Ama öte yandan, Bolşeviklerin karakolları basma çağrısına bu kez Menşevikler alayla karşılık veriyordu: “Sizleri haydut olarak mı görelim? Polis karakollarının altını üstüne getirmenin devrimci yanı nedir?”[19]
Başta Plehanov, sonra Kautsky ve genel olarak İkinci Enternasyonal’in vesayetinden çıkamamak, Bolşevizmin ve Leninizmin “doğal” sınırlarına dek ulaşmasına her zaman engel olmuştur. Lenin, ‘Enternasyonal’deki Narodnik’, ya da ‘Narodnizmin Marksist kanadı’ olarak, hep bu sınırda kalmıştır. Çelişkileriyle, gidiş-gelişleriyle, fakat kesin olarak hep devrimciliğe giden, götüren dinamiğiyle… Ama bu parti sayesinde, Marksizm, 1905 konjonktüründe politik devrimci bir örnek verdi; ve 1914’ten itibaren dünya ölçüsünde “aktif devrimci hareket” olarak tarihteki yerini aldı. Lenin, özellikle, 1914’ten itibaren, savaşın başlamasından sonra, bu “geç” tarihte İkinci Enternasyonal’in vesayetini atabilmiş, ve ardından devrimci mücadelenin pratik yükümleri altında, devrimci diyalektiğin teorik teşhisini ve yürütülmesini “doğal” yatağına dek ilerletme fırsatı bulamamıştır.

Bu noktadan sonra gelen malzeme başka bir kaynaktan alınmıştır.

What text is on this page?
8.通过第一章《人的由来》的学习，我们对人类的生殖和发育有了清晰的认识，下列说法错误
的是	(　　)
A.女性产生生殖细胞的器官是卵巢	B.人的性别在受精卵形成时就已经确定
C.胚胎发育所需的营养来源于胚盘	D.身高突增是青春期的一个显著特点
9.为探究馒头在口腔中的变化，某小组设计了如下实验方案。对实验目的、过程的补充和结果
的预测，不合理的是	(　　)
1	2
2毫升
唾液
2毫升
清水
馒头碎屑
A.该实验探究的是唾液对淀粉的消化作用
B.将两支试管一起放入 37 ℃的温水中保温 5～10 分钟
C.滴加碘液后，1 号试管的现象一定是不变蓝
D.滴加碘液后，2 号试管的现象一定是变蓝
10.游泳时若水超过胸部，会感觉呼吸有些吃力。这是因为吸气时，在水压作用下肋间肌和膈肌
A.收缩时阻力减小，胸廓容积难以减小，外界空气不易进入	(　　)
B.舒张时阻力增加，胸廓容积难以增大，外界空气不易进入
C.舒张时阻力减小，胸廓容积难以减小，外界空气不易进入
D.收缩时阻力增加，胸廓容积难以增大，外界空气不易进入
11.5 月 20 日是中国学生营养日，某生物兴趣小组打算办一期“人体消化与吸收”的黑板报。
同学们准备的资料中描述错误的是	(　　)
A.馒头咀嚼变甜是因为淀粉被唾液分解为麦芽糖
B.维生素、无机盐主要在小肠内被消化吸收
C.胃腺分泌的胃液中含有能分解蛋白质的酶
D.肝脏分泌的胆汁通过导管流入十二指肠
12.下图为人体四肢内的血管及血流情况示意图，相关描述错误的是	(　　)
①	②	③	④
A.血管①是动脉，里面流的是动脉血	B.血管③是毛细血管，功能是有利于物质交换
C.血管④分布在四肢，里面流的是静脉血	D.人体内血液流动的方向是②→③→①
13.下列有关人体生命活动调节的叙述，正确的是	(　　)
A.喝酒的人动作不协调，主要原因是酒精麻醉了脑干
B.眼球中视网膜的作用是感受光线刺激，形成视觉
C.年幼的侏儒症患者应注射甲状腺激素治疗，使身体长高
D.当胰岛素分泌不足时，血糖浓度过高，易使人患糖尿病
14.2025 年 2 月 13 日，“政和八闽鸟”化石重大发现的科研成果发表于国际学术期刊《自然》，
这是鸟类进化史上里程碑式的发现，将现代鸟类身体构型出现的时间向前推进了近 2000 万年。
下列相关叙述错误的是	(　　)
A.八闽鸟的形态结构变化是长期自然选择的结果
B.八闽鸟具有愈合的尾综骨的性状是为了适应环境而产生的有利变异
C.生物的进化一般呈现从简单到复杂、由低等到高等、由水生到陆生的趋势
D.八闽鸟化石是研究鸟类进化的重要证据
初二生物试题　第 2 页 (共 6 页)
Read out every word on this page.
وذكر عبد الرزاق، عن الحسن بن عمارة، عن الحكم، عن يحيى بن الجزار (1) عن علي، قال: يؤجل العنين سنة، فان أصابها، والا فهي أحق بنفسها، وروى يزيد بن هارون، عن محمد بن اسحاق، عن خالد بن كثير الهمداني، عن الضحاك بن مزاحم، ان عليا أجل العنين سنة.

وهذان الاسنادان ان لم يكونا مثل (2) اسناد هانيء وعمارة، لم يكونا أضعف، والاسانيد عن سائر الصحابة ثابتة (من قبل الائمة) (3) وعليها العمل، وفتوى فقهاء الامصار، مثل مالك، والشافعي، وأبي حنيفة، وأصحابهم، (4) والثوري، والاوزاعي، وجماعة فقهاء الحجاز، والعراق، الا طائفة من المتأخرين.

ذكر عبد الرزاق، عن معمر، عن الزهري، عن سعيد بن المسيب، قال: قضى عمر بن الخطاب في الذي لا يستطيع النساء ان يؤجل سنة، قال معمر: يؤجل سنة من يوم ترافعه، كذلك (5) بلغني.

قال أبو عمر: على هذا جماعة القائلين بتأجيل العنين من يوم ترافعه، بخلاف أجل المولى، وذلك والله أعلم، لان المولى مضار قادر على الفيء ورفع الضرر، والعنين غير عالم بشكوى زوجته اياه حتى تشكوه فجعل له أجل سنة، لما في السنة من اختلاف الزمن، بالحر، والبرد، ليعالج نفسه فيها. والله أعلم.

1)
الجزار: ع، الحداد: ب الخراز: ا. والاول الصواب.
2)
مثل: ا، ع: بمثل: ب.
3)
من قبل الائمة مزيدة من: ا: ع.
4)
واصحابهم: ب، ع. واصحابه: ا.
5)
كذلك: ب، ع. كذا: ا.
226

Bolşeviklerin savaşa karşı tutumu, İkinci Enternasyonal dünyasına o kadar yabancıydı ki, onlara kaçık, vebalı muamelesi yaptılar. Zinovyev, bu sırada sadece bir Alman profesörün durumun farkına vardığını söyler: “Bir Alman profesör (…), Bolşevikler üzerine ‘bilimsel’ bir inceleme yayımladı. Her şeye rağmen bu olayın dikkate alınmamasının mümkün olmadığını, bu insanlara deli muamelesi yapmanın kolay olduğunu fakat gerçekte, bunun, sosyalizm ve uluslararası işçi hareketi içinde yeni bir akım olduğunu ve burjuvazinin temkinli olması gerektiğini söylüyordu.”[20] Evet; yeni bir akım doğuyordu.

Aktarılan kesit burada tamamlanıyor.